川上カーマスートラ

海外での生活

言葉詐欺

なぜか海外にいると女の子に積極的になってしまい、その土地々々の「君、かわいいねぇ」を現地人に教えてもらう。

英語で「You are so cute.」
タイでは「クン ナーラック カッ」
ベトナムでは「エンビャンヴァイッ」

ベトナムでは「エンビャンヴァイッ」…
のはずだった。

ベトナム1泊目のハノイで、日本語センターで働くべトナムの男たちに(ボイスレコーダーに録音してまで)伝授してもらったのだが、滞在7日目のフエにて、今まで築きあげてきたスウィートメモリーが、瓦解していった。

事の前兆は散見されていた。

屋台でかわいい売り子を見つけた時や、「ベトナム語難しいですよね」と現地人と話が盛り上がった時に、ここぞとばかりに「エンビャンヴァイッ」を乱発していた。

あなたかわいいと言われて嬉しくない人などいないと思うのだが、どうも言った後のリアクションが悪い。
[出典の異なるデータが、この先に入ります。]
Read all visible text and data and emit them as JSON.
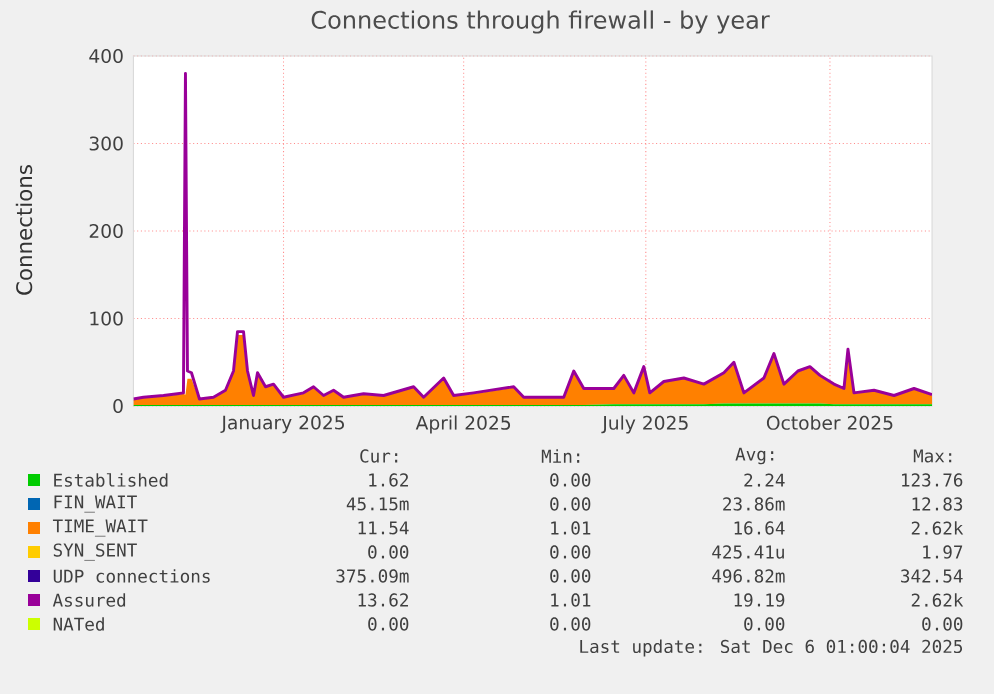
{
  "chart_data": {
    "type": "area",
    "title": "Connections through firewall - by year",
    "ylabel": "Connections",
    "stacked": true,
    "legend": "bottom",
    "grid": true,
    "xlim": [
      "2024-11-02",
      "2025-12-06"
    ],
    "xticks": [
      {
        "value": "2025-01-16",
        "label": "January 2025"
      },
      {
        "value": "2025-04-16",
        "label": "April 2025"
      },
      {
        "value": "2025-07-16",
        "label": "July 2025"
      },
      {
        "value": "2025-10-16",
        "label": "October 2025"
      }
    ],
    "ylim": [
      0,
      400
    ],
    "yticks": [
      0,
      100,
      200,
      300,
      400
    ],
    "x": [
      "2024-11-02",
      "2024-11-07",
      "2024-11-17",
      "2024-11-24",
      "2024-11-27",
      "2024-11-28",
      "2024-11-29",
      "2024-12-01",
      "2024-12-05",
      "2024-12-12",
      "2024-12-18",
      "2024-12-22",
      "2024-12-24",
      "2024-12-27",
      "2024-12-29",
      "2025-01-01",
      "2025-01-03",
      "2025-01-07",
      "2025-01-11",
      "2025-01-16",
      "2025-01-26",
      "2025-01-31",
      "2025-02-05",
      "2025-02-10",
      "2025-02-15",
      "2025-02-25",
      "2025-03-07",
      "2025-03-22",
      "2025-03-27",
      "2025-04-06",
      "2025-04-11",
      "2025-04-21",
      "2025-05-11",
      "2025-05-16",
      "2025-06-05",
      "2025-06-10",
      "2025-06-15",
      "2025-06-30",
      "2025-07-05",
      "2025-07-10",
      "2025-07-15",
      "2025-07-18",
      "2025-07-25",
      "2025-08-04",
      "2025-08-14",
      "2025-08-24",
      "2025-08-29",
      "2025-09-03",
      "2025-09-13",
      "2025-09-18",
      "2025-09-23",
      "2025-09-30",
      "2025-10-06",
      "2025-10-11",
      "2025-10-18",
      "2025-10-23",
      "2025-10-25",
      "2025-10-28",
      "2025-11-07",
      "2025-11-17",
      "2025-11-27",
      "2025-12-06"
    ],
    "series": [
      {
        "name": "Established",
        "type": "area",
        "color": "#00cc00",
        "values": [
          1,
          1,
          1,
          1,
          1,
          1,
          1,
          1,
          1,
          1,
          1,
          1,
          1,
          1,
          1,
          1,
          1,
          1,
          1,
          1,
          1,
          1,
          1,
          1,
          1,
          1,
          1,
          1,
          1,
          1,
          1,
          1,
          1,
          1,
          1,
          1,
          1,
          2,
          2,
          2,
          2,
          2,
          2,
          2,
          2,
          3,
          3,
          3,
          3,
          3,
          3,
          3,
          3,
          3,
          2,
          2,
          2,
          2,
          2,
          2,
          2,
          2
        ]
      },
      {
        "name": "FIN_WAIT",
        "type": "area",
        "color": "#0066b3",
        "values": [
          null,
          null,
          null,
          null,
          null,
          null,
          null,
          null,
          null,
          null,
          null,
          null,
          null,
          null,
          null,
          null,
          null,
          null,
          null,
          null,
          null,
          null,
          null,
          null,
          null,
          null,
          null,
          null,
          null,
          null,
          null,
          null,
          null,
          null,
          null,
          null,
          null,
          null,
          null,
          null,
          null,
          null,
          null,
          null,
          null,
          null,
          null,
          null,
          null,
          null,
          null,
          null,
          null,
          null,
          null,
          null,
          null,
          null,
          null,
          null,
          null,
          null
        ]
      },
      {
        "name": "TIME_WAIT",
        "type": "area",
        "color": "#ff8000",
        "values": [
          6,
          8,
          10,
          12,
          13,
          12,
          30,
          30,
          6,
          8,
          16,
          38,
          80,
          80,
          38,
          10,
          35,
          20,
          23,
          8,
          13,
          20,
          10,
          16,
          8,
          12,
          10,
          20,
          8,
          30,
          10,
          13,
          20,
          8,
          8,
          38,
          18,
          17,
          32,
          12,
          42,
          12,
          25,
          29,
          22,
          34,
          46,
          11,
          28,
          56,
          21,
          36,
          41,
          31,
          22,
          17,
          62,
          12,
          15,
          9,
          17,
          10
        ]
      },
      {
        "name": "SYN_SENT",
        "type": "area",
        "color": "#ffcc00",
        "values": [
          null,
          null,
          null,
          null,
          null,
          null,
          null,
          null,
          null,
          null,
          null,
          null,
          null,
          null,
          null,
          null,
          null,
          null,
          null,
          null,
          null,
          null,
          null,
          null,
          null,
          null,
          null,
          null,
          null,
          null,
          null,
          null,
          null,
          null,
          null,
          null,
          null,
          null,
          null,
          null,
          null,
          null,
          null,
          null,
          null,
          null,
          null,
          null,
          null,
          null,
          null,
          null,
          null,
          null,
          null,
          null,
          null,
          null,
          null,
          null,
          null,
          null
        ]
      },
      {
        "name": "UDP connections",
        "type": "area",
        "color": "#330099",
        "values": [
          null,
          null,
          null,
          null,
          null,
          null,
          null,
          null,
          null,
          null,
          null,
          null,
          null,
          null,
          null,
          null,
          null,
          null,
          null,
          null,
          null,
          null,
          null,
          null,
          null,
          null,
          null,
          null,
          null,
          null,
          null,
          null,
          null,
          null,
          null,
          null,
          null,
          null,
          null,
          null,
          null,
          null,
          null,
          null,
          null,
          null,
          null,
          null,
          null,
          null,
          null,
          null,
          null,
          null,
          null,
          null,
          null,
          null,
          null,
          null,
          null,
          null
        ]
      },
      {
        "name": "Assured",
        "type": "line",
        "color": "#990099",
        "values": [
          8,
          10,
          12,
          14,
          15,
          380,
          40,
          38,
          8,
          10,
          18,
          40,
          85,
          85,
          40,
          12,
          38,
          22,
          25,
          10,
          15,
          22,
          12,
          18,
          10,
          14,
          12,
          22,
          10,
          32,
          12,
          15,
          22,
          10,
          10,
          40,
          20,
          20,
          35,
          15,
          45,
          15,
          28,
          32,
          25,
          38,
          50,
          15,
          32,
          60,
          25,
          40,
          45,
          35,
          25,
          20,
          65,
          15,
          18,
          12,
          20,
          13
        ]
      },
      {
        "name": "NATed",
        "type": "line",
        "color": "#ccff00",
        "values": [
          null,
          null,
          null,
          null,
          null,
          null,
          null,
          null,
          null,
          null,
          null,
          null,
          null,
          null,
          null,
          null,
          null,
          null,
          null,
          null,
          null,
          null,
          null,
          null,
          null,
          null,
          null,
          null,
          null,
          null,
          null,
          null,
          null,
          null,
          null,
          null,
          null,
          null,
          null,
          null,
          null,
          null,
          null,
          null,
          null,
          null,
          null,
          null,
          null,
          null,
          null,
          null,
          null,
          null,
          null,
          null,
          null,
          null,
          null,
          null,
          null,
          null
        ]
      }
    ],
    "annotations": [
      "Cur:",
      "Min:",
      "Avg:",
      "Max:",
      "1.62",
      "0.00",
      "2.24",
      "123.76",
      "45.15m",
      "0.00",
      "23.86m",
      "12.83",
      "11.54",
      "1.01",
      "16.64",
      "2.62k",
      "0.00",
      "0.00",
      "425.41u",
      "1.97",
      "375.09m",
      "0.00",
      "496.82m",
      "342.54",
      "13.62",
      "1.01",
      "19.19",
      "2.62k",
      "0.00",
      "0.00",
      "0.00",
      "0.00",
      "Last update: Sat Dec  6 01:00:04 2025"
    ]
  }
}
「何よ突然」みたいな戸惑った表情をする。

僕は、自分の発音が悪いのだとばかり思っており、こうなったら録音してもらったボイスレコーダーを聞かせてみよう、と何人かの女性には「エンビャンヴァイッ」を耳元で聞かせてあげた。

ワクワクしながら相手の反応を待つのだが、ツンデレも甚だしく今までのベトナムスマイルは幻だったのかと、彼女たちは足早に去っていく。

さてはみんなシャイなんだなと、何の疑問も抱かずにベトナム人女性の国民性を決定付けようとしていた矢先、衝撃の事実を知ることになる。


フエで寺院を探索しているとき、「アナタハ日本人デスカ」と後ろから声をかけられた。
振り返ればそこに美人さんがいるではないか。
暑さには参っていたが、俄然やる気になった僕はやはり調子に乗って、シンチャオとベトナム語の挨拶から入る。
話をしてみたところ、彼女は現地のTOYOTAで総務の仕事をしているとのこと。

だから日本語が上手なんですね…。

となるとベトナム語の話になる。
僕は思いつく限りのワードを流暢に披露して見せた。

「カム ウン」ありがとう
「シンチャオ」こんにちは
「エンビャンヴァイッ」あなたかわいいですね

この3つだけだ。
どこ行ってもこれさえあればなんとかなる。

雰囲気が良くなることを当然のごとく期待していたのだが、その女性は突然名探偵のような厳しい顔つきになり、こう詰め寄ってきた。

「アナタ、ソレドコデ習イマシタカ?」



(おお、照れてるぞ…)ハノイの男の子たちに教えてもらいました。あなたかわいいですねでしょ?」


「ソレ、あなたデブですねノ意味デス。」





「あなたデブですね!?」



「ハイ。女ノ人、アンマリソレ好キジャナイ。」



…。

あの野郎共!!!!



「アナタ騙サレマシタネ。」

「はい、でもあなたは綺麗ですね」


ーーーーーーーーーー。



” 一目惚れ 見とれる星の裏 血滲む ”
国旗にかけて一句詠む。切なさを消化するしかない。
僕はすれ違ってきた女性を、幾人も傷つけてきたらしい。
初対面の外国人に「アナタ髭濃イデスネ」と言われたことなんかないのに、僕は「あなたデブですね」と満面の笑みで、異国の女性に喧嘩を売っていたらしい。
ハノイで酌み交わした男同士の熱い友情が、一瞬にして憎しみへと変わった。

今までの変な雰囲気にすべて合点がいった。
とりあえずそのベトナム人女性に、正規の「あなたかわいいですね」を教えてもらったけれど、見事トラウマと化しているのか、まったく頭に入ってこなかった。

「これ以上女性を傷つけられないから…。」

…やけにかっこいいセリフで1日を終えるとなんか心地よい。
明日は早朝からホイアンでランタン作りのため、早めに寝る。